The utility model also provides a refrigerator, the storing container who has aforementioned refrigerator.

The utility model discloses a storage container of refrigerator sets up the wet subassembly activity of electrolysis accuse in installing port department through seting up the installing port on the surface of box body to configure into: in a dehumidification state, the anode plate is in contact with the storage space, and the cathode plate is exposed to the outside air; in a humidifying state, the cathode plate is contacted with the storage space, the anode plate is exposed in the outside air, and the contact between the anode plate and the cathode plate and the storage space as well as the outside air is adjusted by controlling the movement of the electrolysis humidity control assembly, so that the humidity in the storage container can be effectively adjusted, the storage space is ensured to be always in a working environment with proper humidity, and the food storage is facilitated; and simultaneously, the utility model discloses a mechanical activity that the storing container of refrigerator utilized the wet subassembly of electrolysis accuse realizes dehumidification/humidification conversion for the life of the wet subassembly of electrolysis accuse increases, and cost reduction.

Further, the utility model discloses a wet subassembly of electrolysis accuse of storage container of refrigerator sets up in installing port department with overturning, makes anode plate, negative plate whole expose inside or outside the box body through the upset, has increased the area of contact of anode plate, negative plate and air, has improved the reaction rate of the wet subassembly of electrolysis accuse to the performance of the wet subassembly of whole electrolysis accuse has been promoted.

The above and other objects, advantages and features of the present invention will become more apparent to those skilled in the art from the following detailed description of specific embodiments thereof, taken in conjunction with the accompanying drawings.

Drawings

Some specific embodiments of the present invention will be described in detail hereinafter, by way of illustration and not by way of limitation, with reference to the accompanying drawings. The same reference numbers in the drawings identify the same or similar elements or components. Those skilled in the art will appreciate that the drawings are not necessarily drawn to scale. In the drawings:

fig. 1 is a schematic structural diagram of a refrigerator according to an embodiment of the present invention.

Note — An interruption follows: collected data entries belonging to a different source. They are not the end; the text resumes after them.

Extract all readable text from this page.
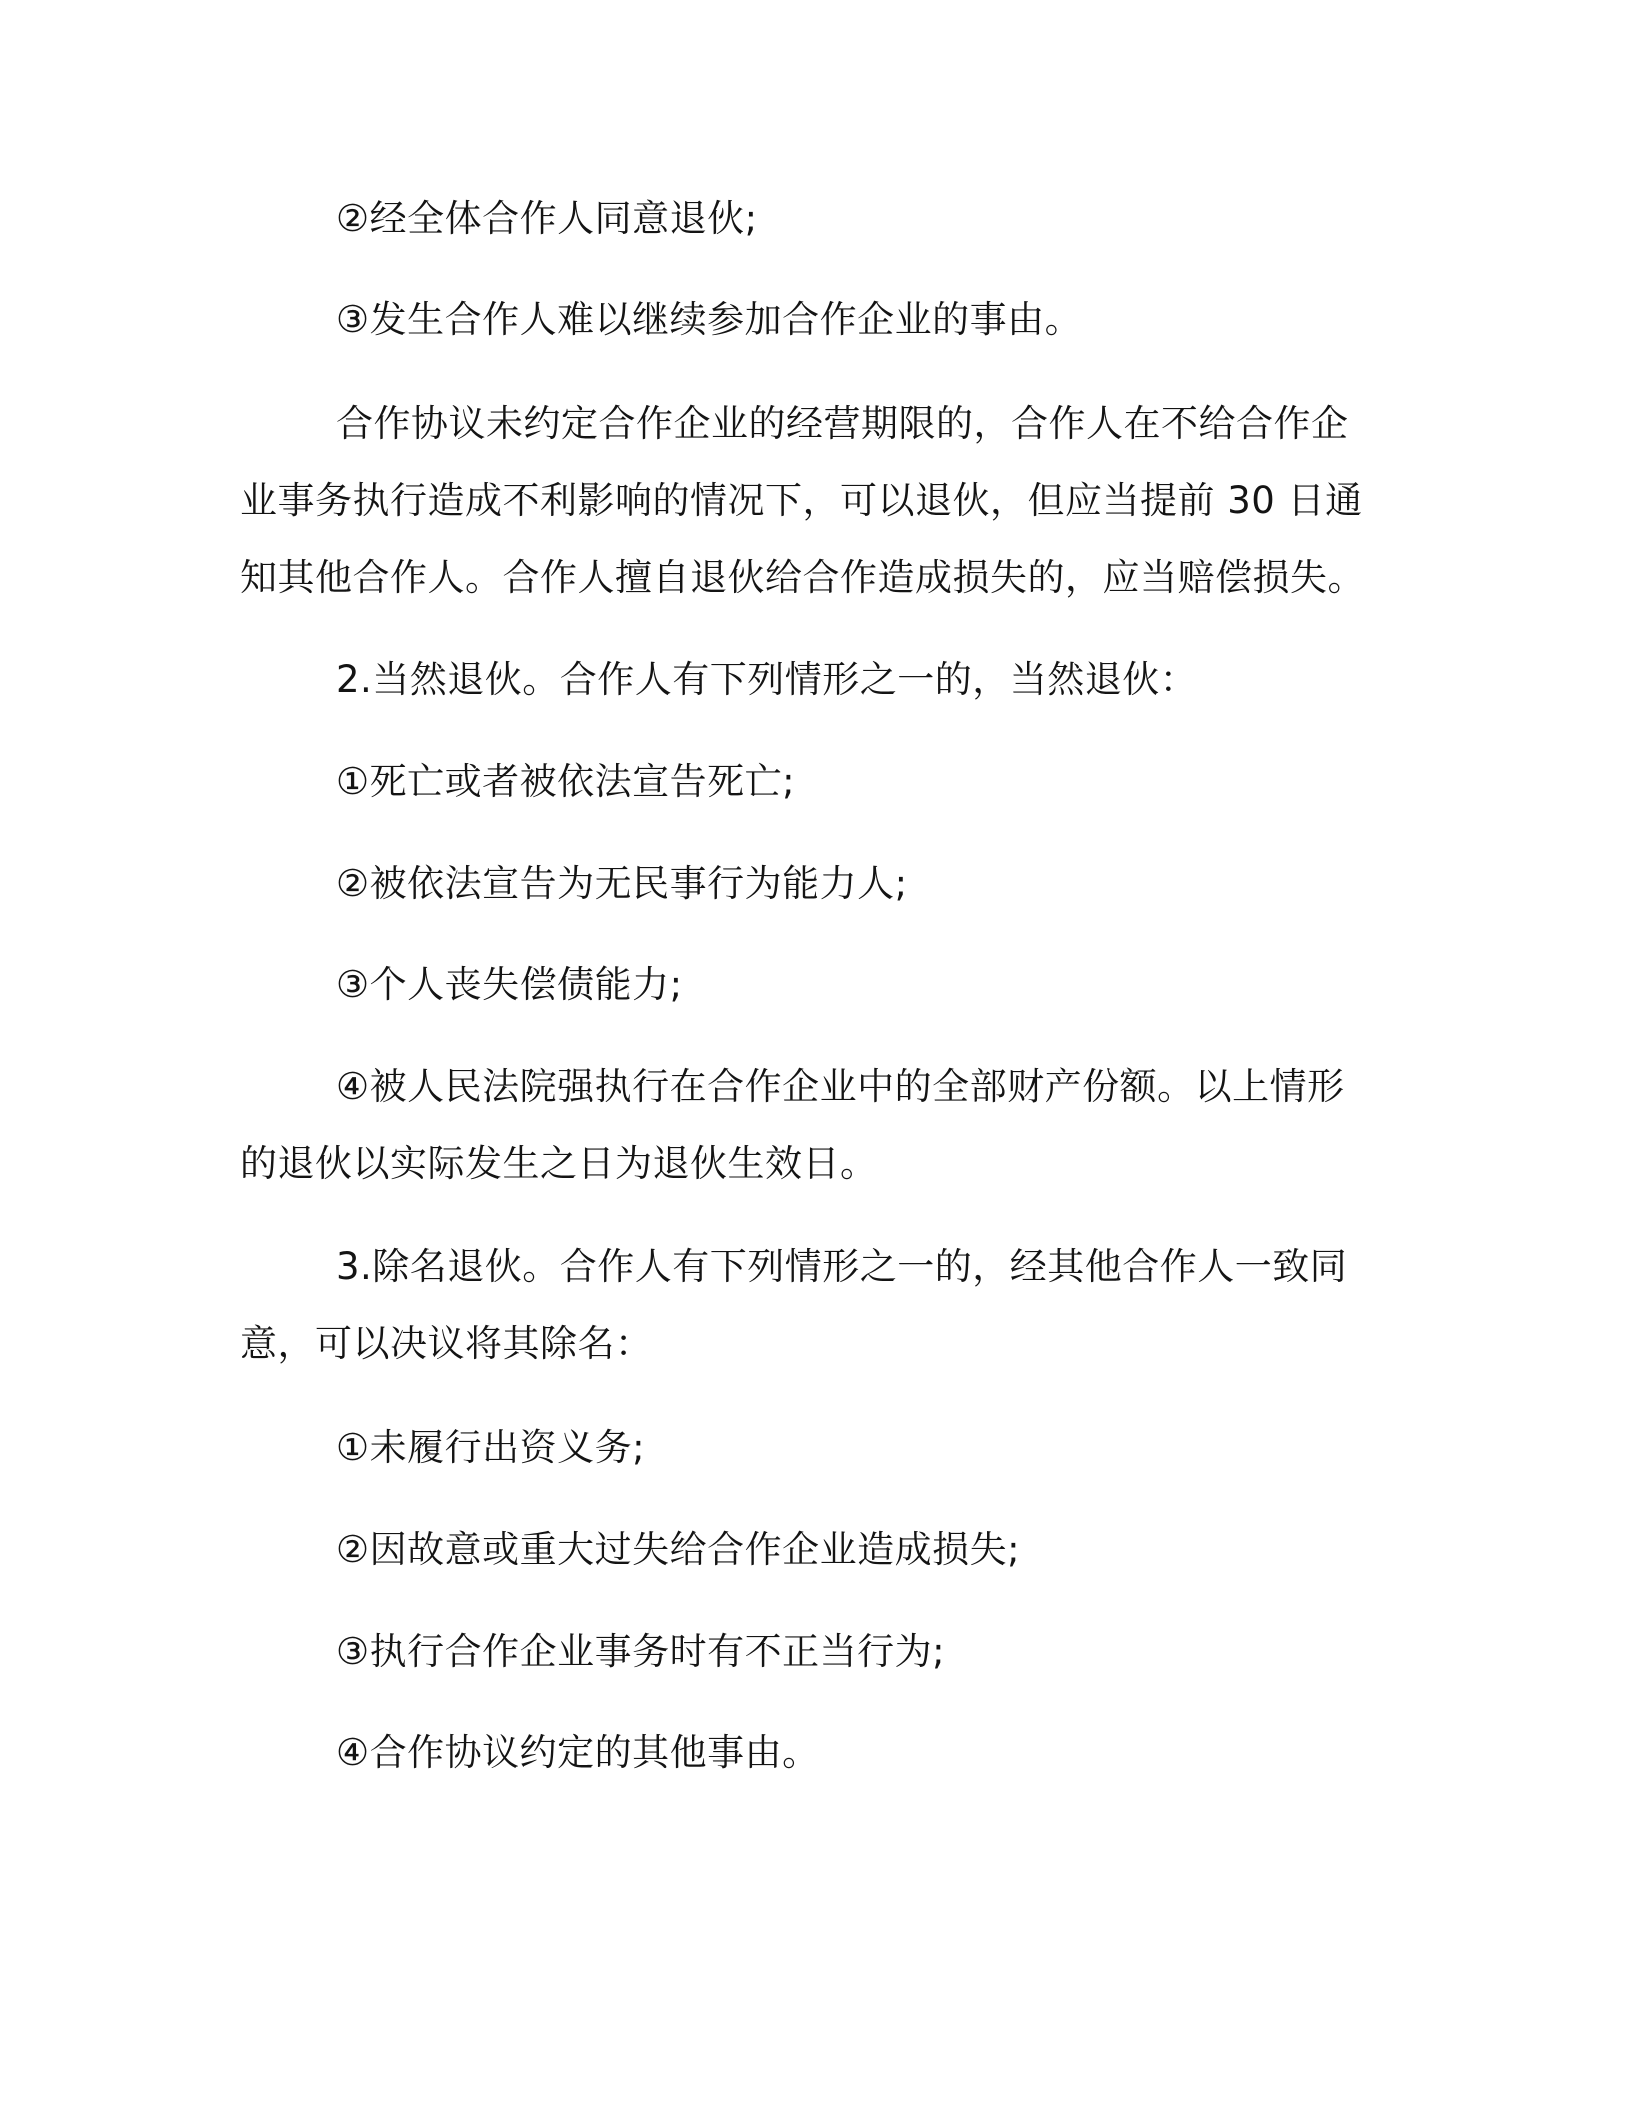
②经全体合作人同意退伙;

③发生合作人难以继续参加合作企业的事由。

合作协议未约定合作企业的经营期限的，合作人在不给合作企业事务执行造成不利影响的情况下，可以退伙，但应当提前 30 日通知其他合作人。合作人擅自退伙给合作造成损失的，应当赔偿损失。

2.当然退伙。合作人有下列情形之一的，当然退伙：

①死亡或者被依法宣告死亡;

②被依法宣告为无民事行为能力人;

③个人丧失偿债能力;

④被人民法院强执行在合作企业中的全部财产份额。以上情形的退伙以实际发生之日为退伙生效日。

3.除名退伙。合作人有下列情形之一的，经其他合作人一致同意，可以决议将其除名：

①未履行出资义务;

②因故意或重大过失给合作企业造成损失;

③执行合作企业事务时有不正当行为;

④合作协议约定的其他事由。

Fig. 2 is a perspective view illustrating a storage container of the refrigerator shown in fig. 1.

Fig. 3 is a sectional structure view of the storage container shown in fig. 2.

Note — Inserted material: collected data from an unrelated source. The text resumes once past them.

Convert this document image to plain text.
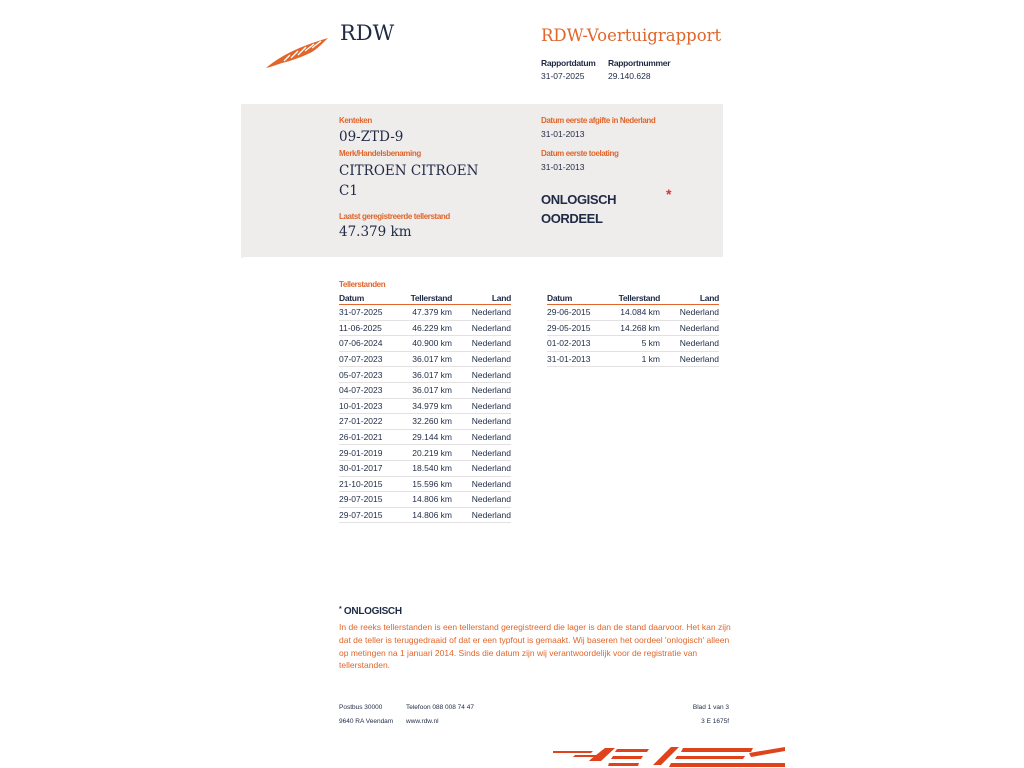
RDW	RDW-Voertuigrapport
Rapportdatum Rapportnummer
31-07-2025	29.140.628
Kenteken
09-ZTD-9
Merk/Handelsbenaming
CITROEN CITROEN
C1
Laatst geregistreerde tellerstand
47.379 km
Datum eerste afgifte in Nederland
31-01-2013
Datum eerste toelating
31-01-2013
ONLOGISCH
OORDEEL
*
Tellerstanden
Datum	Tellerstand	Land
31-07-2025	47.379 km	Nederland
11-06-2025	46.229 km	Nederland
07-06-2024	40.900 km	Nederland
07-07-2023	36.017 km	Nederland
05-07-2023	36.017 km	Nederland
04-07-2023	36.017 km	Nederland
10-01-2023	34.979 km	Nederland
27-01-2022	32.260 km	Nederland
26-01-2021	29.144 km	Nederland
29-01-2019	20.219 km	Nederland
30-01-2017	18.540 km	Nederland
21-10-2015	15.596 km	Nederland
29-07-2015	14.806 km	Nederland
29-07-2015	14.806 km	Nederland
Datum	Tellerstand	Land
29-06-2015	14.084 km	Nederland
29-05-2015	14.268 km	Nederland
01-02-2013	5 km	Nederland
31-01-2013	1 km	Nederland
* ONLOGISCH
In de reeks tellerstanden is een tellerstand geregistreerd die lager is dan de stand daarvoor. Het kan zijn dat de teller is teruggedraaid of dat er een typfout is gemaakt. Wij baseren het oordeel 'onlogisch' alleen op metingen na 1 januari 2014. Sinds die datum zijn wij verantwoordelijk voor de registratie van tellerstanden.
Postbus 30000
9640 RA Veendam
Telefoon 088 008 74 47
www.rdw.nl
Blad 1 van 3
3 E 1675f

Fig. 4 is a sectional structure view of the box body of the storage container shown in fig. 2.

FIG. 5 is a partial cross-sectional structural schematic view of the mating of the electrolytic moisture control assembly and the connecting tube of the storage container shown in FIG. 2.

Fig. 6 is a flowchart illustrating a control method of a refrigerator according to an embodiment of the present invention.

Detailed Description

In the following description, the orientation or positional relationship indicated by "front", "rear", "upper", "lower", "left", "right", etc. is an orientation based on the refrigerator 100 itself as a reference, and "front", "rear", "left", "right" is a direction as indicated in fig. 2.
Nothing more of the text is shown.